Le président. Je vous remercie. Monsieur Baertschi, il vous reste une minute cinquante.
M. François Baertschi (MCG). Merci, Monsieur le président. Comme nous avons été interpellés par M. Wenger, je vais lui répondre - vous transmettrez: oui, en effet, nous craignons que les riches s'en aillent, et il n'y a pas que Stans et Appenzell, il existe de nombreuses destinations où ils peuvent se rendre, parce que quand on a beaucoup d'argent, on se déplace facilement. Le seul problème, c'est que ceux qui n'en ont pas sont obligés de rester à Genève et seront victimes des politiques irresponsables de la gauche avec ses initiatives. Voilà la réalité. (Applaudissements.)
Des voix. Bravo !
Le président. Merci, Monsieur le député. (Remarque.) Monsieur Thévoz, vous avez trente secondes pour répondre à votre interpellation.
M. Sylvain Thévoz (S), rapporteur de deuxième minorité. Merci beaucoup, Monsieur le président. J'estime avoir été mis en cause par M. de Senarclens, qui m'a interpellé en m'accusant de prôner la haine anti-riches; c'est exactement ce que disait Mme Fontanet lors du vote du budget. Chacun jugera.
Pour ma part, j'ai rappelé des faits, j'ai rappelé des éléments factuels: qu'il y a seize milliardaires ainsi que de très grandes fortunes à Genève et qu'il serait juste qu'ils soient simplement imposés sur un montant qui permette la redistribution fiscale.
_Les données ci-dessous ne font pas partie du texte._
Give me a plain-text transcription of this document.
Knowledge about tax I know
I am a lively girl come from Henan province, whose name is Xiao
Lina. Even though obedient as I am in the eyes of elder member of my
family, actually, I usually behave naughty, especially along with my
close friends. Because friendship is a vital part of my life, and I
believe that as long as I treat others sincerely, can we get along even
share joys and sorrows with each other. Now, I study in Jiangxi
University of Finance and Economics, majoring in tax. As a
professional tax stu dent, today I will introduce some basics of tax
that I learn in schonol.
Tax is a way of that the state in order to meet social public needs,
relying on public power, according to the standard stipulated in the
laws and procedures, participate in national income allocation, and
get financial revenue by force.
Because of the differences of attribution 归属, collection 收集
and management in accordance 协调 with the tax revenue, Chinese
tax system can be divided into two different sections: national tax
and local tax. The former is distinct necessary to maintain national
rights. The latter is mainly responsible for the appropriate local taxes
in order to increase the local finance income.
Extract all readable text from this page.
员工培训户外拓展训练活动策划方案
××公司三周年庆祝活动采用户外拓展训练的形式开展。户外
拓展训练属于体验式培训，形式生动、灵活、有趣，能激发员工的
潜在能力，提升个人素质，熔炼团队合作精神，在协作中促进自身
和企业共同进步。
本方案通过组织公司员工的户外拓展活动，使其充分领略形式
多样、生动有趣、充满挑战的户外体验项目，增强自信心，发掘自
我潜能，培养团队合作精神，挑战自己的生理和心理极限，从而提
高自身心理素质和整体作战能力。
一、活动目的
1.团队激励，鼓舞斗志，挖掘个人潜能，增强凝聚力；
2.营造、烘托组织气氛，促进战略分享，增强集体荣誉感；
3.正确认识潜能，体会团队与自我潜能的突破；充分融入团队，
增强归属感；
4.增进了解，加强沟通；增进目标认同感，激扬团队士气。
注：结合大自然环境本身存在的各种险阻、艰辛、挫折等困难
Cela semble insupportable pour les membres du PLR. Je me demande sur quelle planète ils vivent; en tout cas pas sur terre, sachant les besoins actuels. Je regrette, Monsieur de Senarclens, que vous perdiez les pédales à ce point; adressez-vous au président si vous avez des remarques. Merci.
Le président. Je vous remercie. Monsieur Vanek, vous n'avez plus de temps de parole... (Remarque.) Non, les trente secondes sont largement épuisées. Par contre, Monsieur Zweifel, je vous accorde trente secondes vu que vous avez deux rapporteurs de minorité en face de vous. Trente secondes, pas plus.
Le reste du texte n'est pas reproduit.